Did Oracle scrub evidence?
The earliest supporting evidence of the alleged hack was Rose’s use of an archival Wayback Machine link to suggest they, at some point, had access to an Oracle-managed server named login.us2.oraclecloud.com.
Cybersecurity outfit CloudSek determined the server appeared to be running Oracle Fusion Middleware 11G, an application platform which housed a critical vulnerability tied to Rose’s alleged breach.
The archive link, which initially returned a text file displaying Rose’s email address on the Oracle server, has since been scrubbed from the Wayback Machine: leading Beaumont to allege Oracle issued a takedown request.
“Oracle have since requested Archive.org take down the proof,” said Beaumont.
The hacker has since backed their evidence with a recording of what appears to be an internal Oracle meeting, as well as alleged proof of them logging into a victim’s client environment and talking with Oracle Cloud online support.
Cybersecurity firm CybelAngel meanwhile suggested the breach involved a 2020 Java exploit which enabled a hacker to install malware.
Hacker’s samples include fresh data
Bloomberg’s sources claim Oracle told customers the impacted legacy system hadn’t been in use for eight years, and the stolen client credentials therefore posed little risk.

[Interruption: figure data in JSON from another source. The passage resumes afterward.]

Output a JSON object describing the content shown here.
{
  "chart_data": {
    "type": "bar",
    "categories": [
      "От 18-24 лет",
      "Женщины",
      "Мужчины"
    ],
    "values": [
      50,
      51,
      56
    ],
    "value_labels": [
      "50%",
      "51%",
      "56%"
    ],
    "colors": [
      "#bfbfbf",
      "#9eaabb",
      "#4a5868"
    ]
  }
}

Rose’s early data samples indeed had outdated timestamps, though Alon Gal, co-founder of cybersecurity intelligence company Hudson Rock, later confirmed some leaked records were as recent as 2023 and 2024.
While it’s unclear what legacy system may have been impacted, Information Age understands certain 11G systems can still be used at a reduced capacity, without access to new security patches.
Berkahn added there are a “lot of unknowns”, particularly around whether the threat actor is “exaggerating their claims” in an attempt to beef up their leverage and extort Oracle or its customers.
“We don't know if this is a combo list of recycled passwords sourced elsewhere, even if there appears to be some truth to the threat actor's claims,” said Berkahn.
The hacker has meanwhile threatened to share more data samples in coming days.
Separate incident at Oracle Health
Adding to the confusion was a separate data breach at Oracle’s healthcare subsidiary, Oracle Health.
Last month, Oracle alerted some healthcare customers that hackers accessed company servers and copied patient data to an outside location, Bloomberg reported.
The wholly separate incident was said to have occurred sometime after 22 January.
Oracle has not publicly disclosed the reported incident at the time of writing.
Meanwhile, Florida resident Michael Toikach has filed a lawsuit over the alleged data breaches, claiming Oracle contravened Texas notification laws by not informing alleged victims within 60 days of becoming aware of a breach.
Oracle did not respond to Information Age’s request for comment.